Rice Biryani

When I mentioned to Katie that I wanted to make Tandoori Chicken last weekend, she emailed her uncle P.K. (who happens to be from India) to see if he had any recipes to share. Having already tossed around the idea of a vegetarian rice biryani dish as a side, I was thrilled when he emailed her back with his biryani recipe.

Biryani is a wonderfully spiced rice dish that I have only had a handful of times. P.K.’s recipe included cinnamon, cumin, and cardamom, plus toasted almonds and golden raisins. I made a vegetarian version using vegetable broth instead of the chicken broth in the original recipe.

His original recipe called for making white rice and spiced rice, and then mixing the two. To save time – and minimize dish washing – I made just the spiced rice. I would also recommend going a little light on the stock; I added too much right away, and wound up slightly overcooking the rice. I also totally forgot to add the peas at the end – oops! I’m obviously not a biryani expert just yet, but I found this to be a pretty great and foolproof recipe, even when you don’t follow it exacly. Thanks, Katie and P.K.!

Rice Biryani

Ingredients (6-8)

  • 6 medium onions, halved and sliced
  • 3 Tbsp. olive oil
  • 2 cups basmati rice
  • 1 1/2 cups cold water
  • 2 1/2 – 3 cups vegetable broth
  • 1-inch cube of butter (for rice)
  • 1 lg. cinnamon stick
  • 6 fresh cardamon pods
  • 1 tsp. whole cumin seeds
  • 20-25 whole black peppercorns
  • salt
  • 2/3 cup slivered almonds
  • 1/4-inch pat of butter (for almonds)
  • 3/4 cup golden raisins
  • 1 cup frozen green peas


Using a non-stick frying pan, saute the onions in the olive oil, stirring frequently until the onions are somewhere between golden brown and dark brown. Set aside.

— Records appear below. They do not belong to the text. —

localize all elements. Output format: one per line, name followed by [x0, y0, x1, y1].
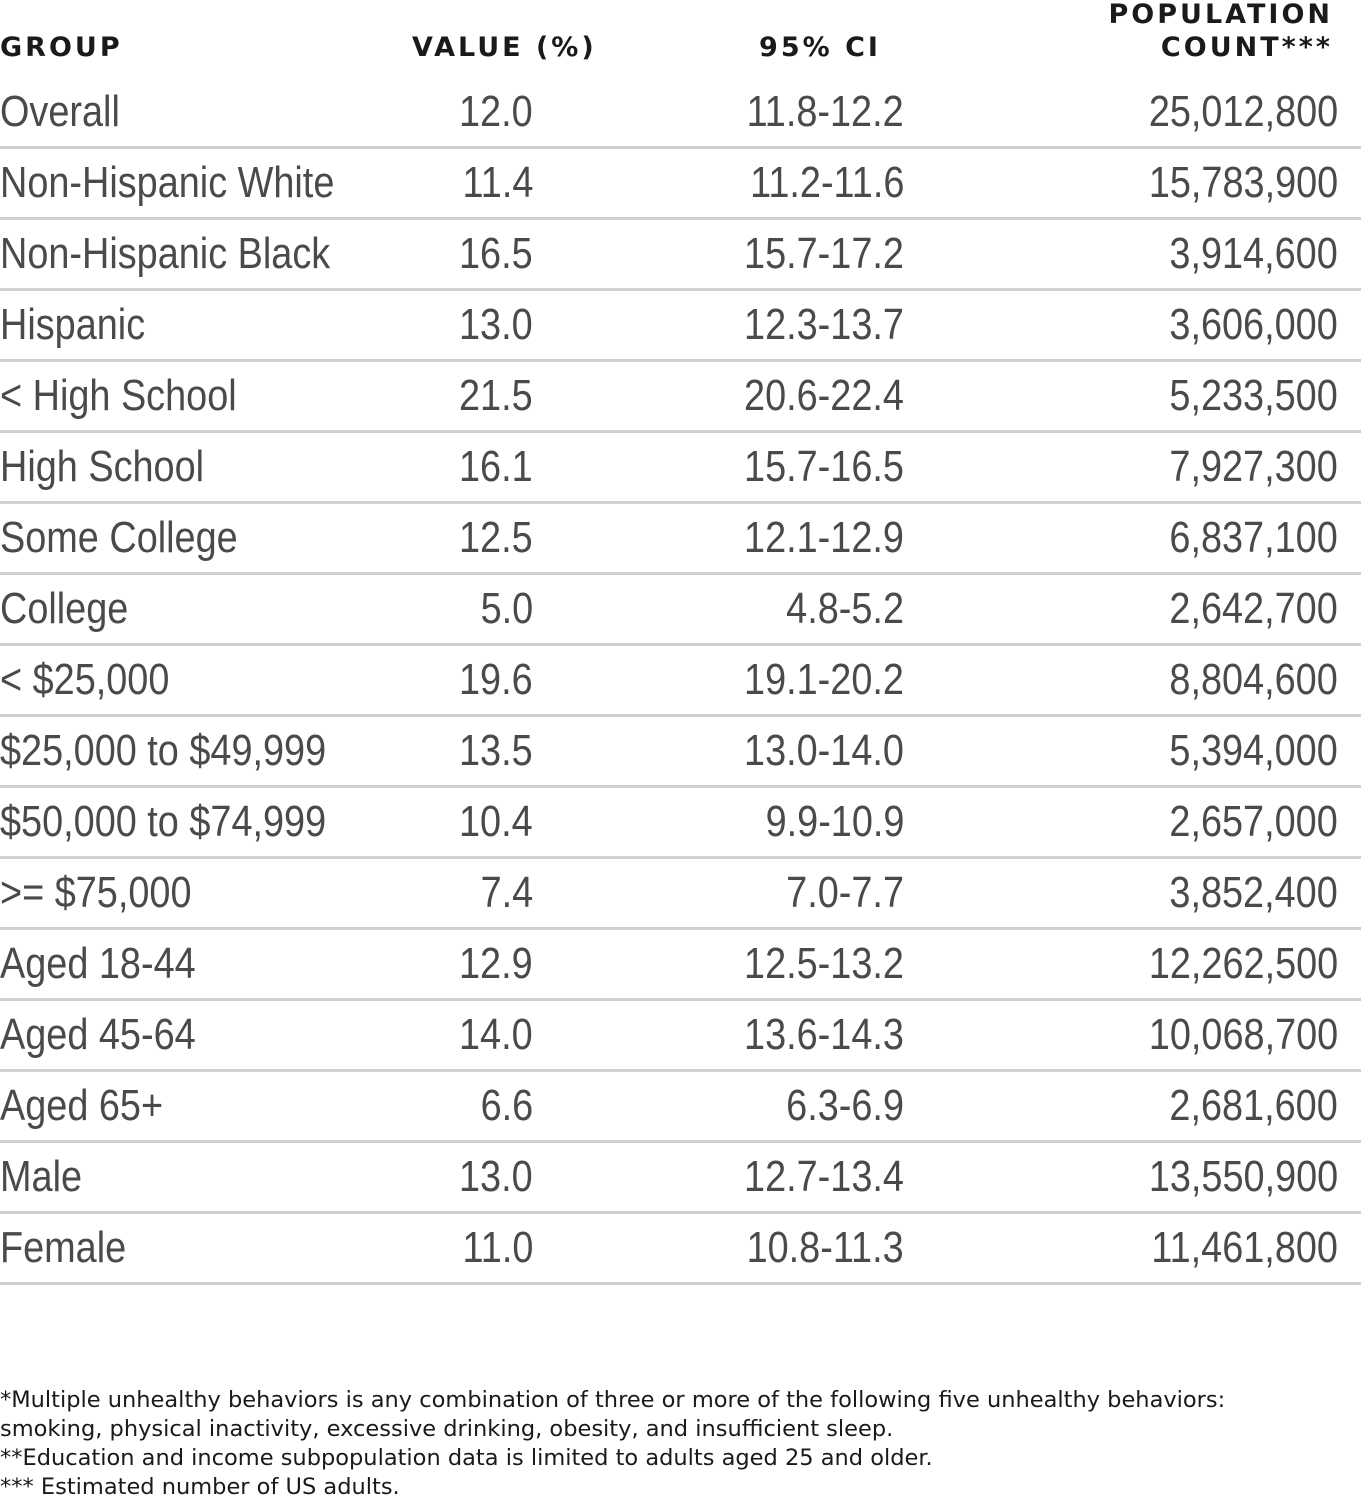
cell-population: 6,837,100 — [1169, 513, 1338, 562]
header-group: GROUP — [0, 32, 123, 63]
cell-value: 11.0 — [462, 1223, 533, 1272]
cell-ci: 12.7-13.4 — [744, 1152, 904, 1201]
cell-group: Female — [0, 1223, 127, 1272]
cell-ci: 15.7-16.5 — [744, 442, 904, 491]
table-header: GROUP VALUE (%) 95% CI POPULATION COUNT*… — [0, 0, 1361, 78]
cell-group: Aged 65+ — [0, 1081, 164, 1130]
footnotes: *Multiple unhealthy behaviors is any com… — [0, 1386, 1361, 1502]
cell-ci: 11.2-11.6 — [749, 158, 904, 207]
cell-value: 7.4 — [480, 868, 533, 917]
cell-group: < High School — [0, 371, 237, 420]
table-row: Aged 45-64 14.0 13.6-14.3 10,068,700 — [0, 1001, 1361, 1072]
cell-group: Aged 18-44 — [0, 939, 196, 988]
table-row: High School 16.1 15.7-16.5 7,927,300 — [0, 433, 1361, 504]
cell-ci: 12.1-12.9 — [744, 513, 904, 562]
header-ci: 95% CI — [759, 32, 881, 63]
cell-population: 5,394,000 — [1169, 726, 1338, 775]
table-body: Overall 12.0 11.8-12.2 25,012,800 Non-Hispan… — [0, 78, 1361, 1285]
cell-value: 21.5 — [459, 371, 533, 420]
cell-population: 7,927,300 — [1169, 442, 1338, 491]
cell-ci: 9.9-10.9 — [765, 797, 904, 846]
cell-group: Non-Hispanic Black — [0, 229, 331, 278]
table-row: Non-Hispanic White 11.4 11.2-11.6 15,783,90… — [0, 149, 1361, 220]
cell-group: Aged 45-64 — [0, 1010, 196, 1059]
cell-value: 12.9 — [459, 939, 533, 988]
cell-group: Non-Hispanic White — [0, 158, 335, 207]
table-row: < High School 21.5 20.6-22.4 5,233,500 — [0, 362, 1361, 433]
footnote-1-continued: smoking, physical inactivity, excessive … — [0, 1416, 894, 1442]
cell-value: 13.5 — [459, 726, 533, 775]
cell-group: College — [0, 584, 129, 633]
cell-population: 8,804,600 — [1169, 655, 1338, 704]
table-row: Hispanic 13.0 12.3-13.7 3,606,000 — [0, 291, 1361, 362]
cell-value: 16.1 — [459, 442, 533, 491]
table-row: Aged 18-44 12.9 12.5-13.2 12,262,500 — [0, 930, 1361, 1001]
cell-ci: 13.0-14.0 — [744, 726, 904, 775]
cell-value: 13.0 — [459, 1152, 533, 1201]
cell-group: < $25,000 — [0, 655, 170, 704]
table-row: Aged 65+ 6.6 6.3-6.9 2,681,600 — [0, 1072, 1361, 1143]
cell-population: 15,783,900 — [1148, 158, 1338, 207]
cell-population: 5,233,500 — [1169, 371, 1338, 420]
cell-population: 11,461,800 — [1151, 1223, 1338, 1272]
table-row: Male 13.0 12.7-13.4 13,550,900 — [0, 1143, 1361, 1214]
header-population-line2: COUNT*** — [1160, 32, 1333, 63]
cell-population: 3,606,000 — [1169, 300, 1338, 349]
header-value: VALUE (%) — [412, 32, 597, 63]
cell-population: 3,852,400 — [1169, 868, 1338, 917]
cell-value: 11.4 — [462, 158, 533, 207]
cell-population: 2,681,600 — [1169, 1081, 1338, 1130]
cell-population: 25,012,800 — [1148, 87, 1338, 136]
table-row: >= $75,000 7.4 7.0-7.7 3,852,400 — [0, 859, 1361, 930]
cell-population: 3,914,600 — [1169, 229, 1338, 278]
cell-ci: 12.5-13.2 — [744, 939, 904, 988]
cell-value: 13.0 — [459, 300, 533, 349]
cell-ci: 11.8-12.2 — [746, 87, 904, 136]
table-row: Non-Hispanic Black 16.5 15.7-17.2 3,914,600 — [0, 220, 1361, 291]
cell-group: Overall — [0, 87, 120, 136]
footnote-3: *** Estimated number of US adults. — [0, 1474, 400, 1500]
cell-ci: 4.8-5.2 — [786, 584, 904, 633]
cell-population: 2,642,700 — [1169, 584, 1338, 633]
cell-group: High School — [0, 442, 205, 491]
cell-value: 14.0 — [459, 1010, 533, 1059]
header-population: POPULATION COUNT*** — [1109, 0, 1333, 64]
cell-population: 10,068,700 — [1148, 1010, 1338, 1059]
cell-value: 5.0 — [480, 584, 533, 633]
header-population-line1: POPULATION — [1108, 0, 1333, 30]
cell-value: 10.4 — [459, 797, 533, 846]
cell-ci: 13.6-14.3 — [744, 1010, 904, 1059]
table-row: College 5.0 4.8-5.2 2,642,700 — [0, 575, 1361, 646]
cell-ci: 15.7-17.2 — [744, 229, 904, 278]
cell-ci: 10.8-11.3 — [746, 1223, 904, 1272]
cell-group: $25,000 to $49,999 — [0, 726, 327, 775]
cell-ci: 12.3-13.7 — [744, 300, 904, 349]
cell-ci: 6.3-6.9 — [786, 1081, 904, 1130]
table-row: $25,000 to $49,999 13.5 13.0-14.0 5,394,000 — [0, 717, 1361, 788]
cell-value: 16.5 — [459, 229, 533, 278]
cell-value: 6.6 — [480, 1081, 533, 1130]
cell-population: 12,262,500 — [1148, 939, 1338, 988]
cell-group: Hispanic — [0, 300, 146, 349]
table-row: Overall 12.0 11.8-12.2 25,012,800 — [0, 78, 1361, 149]
cell-value: 12.5 — [459, 513, 533, 562]
table-row: Female 11.0 10.8-11.3 11,461,800 — [0, 1214, 1361, 1285]
table-row: $50,000 to $74,999 10.4 9.9-10.9 2,657,000 — [0, 788, 1361, 859]
table-row: < $25,000 19.6 19.1-20.2 8,804,600 — [0, 646, 1361, 717]
footnote-2: **Education and income subpopulation dat… — [0, 1445, 933, 1471]
cell-ci: 7.0-7.7 — [786, 868, 904, 917]
cell-group: Male — [0, 1152, 83, 1201]
cell-population: 2,657,000 — [1169, 797, 1338, 846]
cell-value: 12.0 — [459, 87, 533, 136]
cell-group: Some College — [0, 513, 238, 562]
data-table: GROUP VALUE (%) 95% CI POPULATION COUNT*… — [0, 0, 1361, 1285]
cell-ci: 20.6-22.4 — [744, 371, 904, 420]
cell-group: >= $75,000 — [0, 868, 192, 917]
cell-population: 13,550,900 — [1148, 1152, 1338, 1201]
cell-ci: 19.1-20.2 — [744, 655, 904, 704]
cell-group: $50,000 to $74,999 — [0, 797, 327, 846]
footnote-1: *Multiple unhealthy behaviors is any com… — [0, 1387, 1226, 1413]
cell-value: 19.6 — [459, 655, 533, 704]
table-row: Some College 12.5 12.1-12.9 6,837,100 — [0, 504, 1361, 575]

In a small frying pan, saute the almonds in butter, stirring constantly until the almonds are golden brown. Turn off the heat and let the almonds continue to cook for 1 minute. Transfer to a plate and let cool.

Put the rice in a large bowl and cover with tap water; gently swish the bowl and pour out the now cloudy water, taking care not to break the rice grains during this process. Repeat this until the water runs clear (this may mean 10-12 rinses). Drain out all the rinsing water.

Take a larger, non-stick pot and add the 1-inch cube of butter. Melt over low heat. Add the cinnamon stick, cardamon pods, cumin seeds, and peppercorns and saute until the cumin seeds are sizzling (2-3 minutes; take care not to let the butter burn). Add the rest of the uncooked rice and the sauteed onions and mix gently. Add 1/4 tsp. salt and 2 1/2-3 cups broth (enough to cover the rice). Cover and cook over medium heat until almost all the water is absorbed (about 25-30 minutes). Stir once or twice to prevent sticking. While there is still some water left, ad the frozen peas, cover, and continue to cook until the peas have separated. Mix rice and peas gently. The peas should cook with the rice for 4-5 minutes. When all the water has been absorbed, test the doneness of the rice by testing. Turn off the heat, replace the lid, and let the rice mixture sit for 7-10 minutes.

Add the raisins and almonds to the rice and stir gently. Remove the cinnamon stick and as any cardamon pods you can find.